The British Institute of Facilities Management (BIFM), has launched a Good Practice Guide to Asset Management Surveying Practice.
Aimed at FM professionals working within SME’s and large organisations, the guide provides information on producing meaningful asset data that meets increasing expectations of clients, adds value to FM operations and supports business decision making.
It highlights the most important aspects for planning, designing, managing and maintaining asset data information, and aims to support FM professionals in delivering added value by reflecting on their organisation’s strategy in their Asset Management policy.
Peter Brogan, research and information manager at BIFM explained:
“Asset Management is of major importance to FM professionals. At the most basic level better use of data enables FM to demonstrate its value across all business disciplines. However, its potential is not limited to day-to-day operations as utilisation of asset management data is recognised as a catalyst to both BIM and soft landings. The asset management opportunities now available to FMs are a complex and sophisticated area of expertise and stretch across a wide range of professional disciplines and activities.”
Written by Mark Spilling, director of Asssets55 Ltd, BIFM’s Asset Management Good Practice Guide includes specific guidance on:
- Applying key built environment industry standard models and principles to improve quality and quantity of asset data information. This includes Building Information Modelling (BIM), the Industry Foundation Classes (IFC) and COBie, to implement robust survey disciplines.
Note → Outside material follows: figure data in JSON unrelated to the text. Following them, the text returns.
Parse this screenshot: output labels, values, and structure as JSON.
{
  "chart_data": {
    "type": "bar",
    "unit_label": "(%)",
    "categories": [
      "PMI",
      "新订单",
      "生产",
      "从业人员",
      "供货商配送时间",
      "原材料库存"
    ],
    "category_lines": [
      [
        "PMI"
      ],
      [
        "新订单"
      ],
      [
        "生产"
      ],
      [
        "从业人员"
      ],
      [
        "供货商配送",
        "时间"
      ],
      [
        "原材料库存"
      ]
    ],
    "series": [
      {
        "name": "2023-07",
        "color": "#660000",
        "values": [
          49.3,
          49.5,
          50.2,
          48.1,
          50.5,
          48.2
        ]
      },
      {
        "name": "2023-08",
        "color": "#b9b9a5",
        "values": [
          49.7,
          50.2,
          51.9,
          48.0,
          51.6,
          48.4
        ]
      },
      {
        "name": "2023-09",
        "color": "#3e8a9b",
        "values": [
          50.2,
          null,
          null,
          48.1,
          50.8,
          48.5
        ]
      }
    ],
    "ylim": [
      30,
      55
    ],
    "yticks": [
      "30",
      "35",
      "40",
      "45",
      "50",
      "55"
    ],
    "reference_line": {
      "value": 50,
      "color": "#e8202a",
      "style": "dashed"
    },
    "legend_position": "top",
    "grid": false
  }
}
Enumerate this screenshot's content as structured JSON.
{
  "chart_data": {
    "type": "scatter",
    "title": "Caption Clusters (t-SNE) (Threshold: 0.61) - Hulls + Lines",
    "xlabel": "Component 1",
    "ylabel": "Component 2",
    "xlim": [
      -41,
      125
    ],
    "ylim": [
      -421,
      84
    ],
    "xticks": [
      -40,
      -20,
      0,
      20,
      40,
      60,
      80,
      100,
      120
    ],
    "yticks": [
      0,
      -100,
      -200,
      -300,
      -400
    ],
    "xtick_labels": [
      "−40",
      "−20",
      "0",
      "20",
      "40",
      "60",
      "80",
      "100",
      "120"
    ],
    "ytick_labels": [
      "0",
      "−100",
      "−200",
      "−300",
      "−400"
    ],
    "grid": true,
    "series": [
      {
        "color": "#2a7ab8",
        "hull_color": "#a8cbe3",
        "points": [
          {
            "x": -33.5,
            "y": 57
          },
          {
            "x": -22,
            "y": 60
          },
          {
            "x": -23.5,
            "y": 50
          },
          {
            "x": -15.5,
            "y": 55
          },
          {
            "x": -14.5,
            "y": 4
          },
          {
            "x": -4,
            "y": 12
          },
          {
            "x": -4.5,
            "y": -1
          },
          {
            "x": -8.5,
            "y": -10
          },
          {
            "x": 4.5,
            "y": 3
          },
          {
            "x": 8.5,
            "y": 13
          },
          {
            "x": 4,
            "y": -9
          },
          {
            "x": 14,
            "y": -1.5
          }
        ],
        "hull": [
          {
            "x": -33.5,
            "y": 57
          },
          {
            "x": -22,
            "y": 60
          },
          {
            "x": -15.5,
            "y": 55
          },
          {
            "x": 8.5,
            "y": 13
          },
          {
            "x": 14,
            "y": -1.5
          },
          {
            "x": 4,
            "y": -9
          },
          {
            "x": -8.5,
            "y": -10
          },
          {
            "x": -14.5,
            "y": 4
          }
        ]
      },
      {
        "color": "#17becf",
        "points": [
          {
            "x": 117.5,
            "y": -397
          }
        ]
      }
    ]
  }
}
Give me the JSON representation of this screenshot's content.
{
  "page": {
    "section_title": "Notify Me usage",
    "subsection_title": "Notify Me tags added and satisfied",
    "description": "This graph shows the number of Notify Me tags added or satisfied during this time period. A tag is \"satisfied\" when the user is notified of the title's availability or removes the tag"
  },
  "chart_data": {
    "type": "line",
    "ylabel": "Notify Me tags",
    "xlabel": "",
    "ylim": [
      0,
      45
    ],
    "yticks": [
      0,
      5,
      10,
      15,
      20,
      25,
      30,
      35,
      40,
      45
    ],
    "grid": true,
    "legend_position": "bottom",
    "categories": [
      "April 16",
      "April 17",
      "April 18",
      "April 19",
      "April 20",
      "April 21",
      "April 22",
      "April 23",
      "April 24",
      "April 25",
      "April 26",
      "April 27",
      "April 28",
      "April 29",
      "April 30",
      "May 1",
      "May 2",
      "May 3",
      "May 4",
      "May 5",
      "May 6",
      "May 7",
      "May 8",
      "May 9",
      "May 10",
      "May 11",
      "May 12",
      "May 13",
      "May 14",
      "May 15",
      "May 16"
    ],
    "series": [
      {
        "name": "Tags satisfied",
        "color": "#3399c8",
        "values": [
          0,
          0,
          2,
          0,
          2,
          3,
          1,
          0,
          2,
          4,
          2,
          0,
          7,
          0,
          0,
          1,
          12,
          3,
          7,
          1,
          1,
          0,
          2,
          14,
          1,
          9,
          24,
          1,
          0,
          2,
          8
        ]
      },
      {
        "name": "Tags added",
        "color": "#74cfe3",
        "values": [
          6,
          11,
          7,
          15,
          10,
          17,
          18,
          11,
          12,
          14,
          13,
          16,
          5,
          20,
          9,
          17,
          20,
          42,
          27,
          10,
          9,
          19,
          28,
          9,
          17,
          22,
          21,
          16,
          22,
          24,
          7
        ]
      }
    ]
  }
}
- Determining key survey goals and objectives.
- Identifying customer expectations and stakeholder needs and defining project scope to the ensure these are met.
- Producing detailed specifications for the required asset surveys.
- Setting up a mobilisation process to ensure asset data capture surveys are carried out in a professional, coordinated way.
- Auditing, reporting and management of data asset files to ensure consistency and accuracy for data standards and compliance.
- Maintaining and enhancing quantified and qualified data through analytics and information assessment.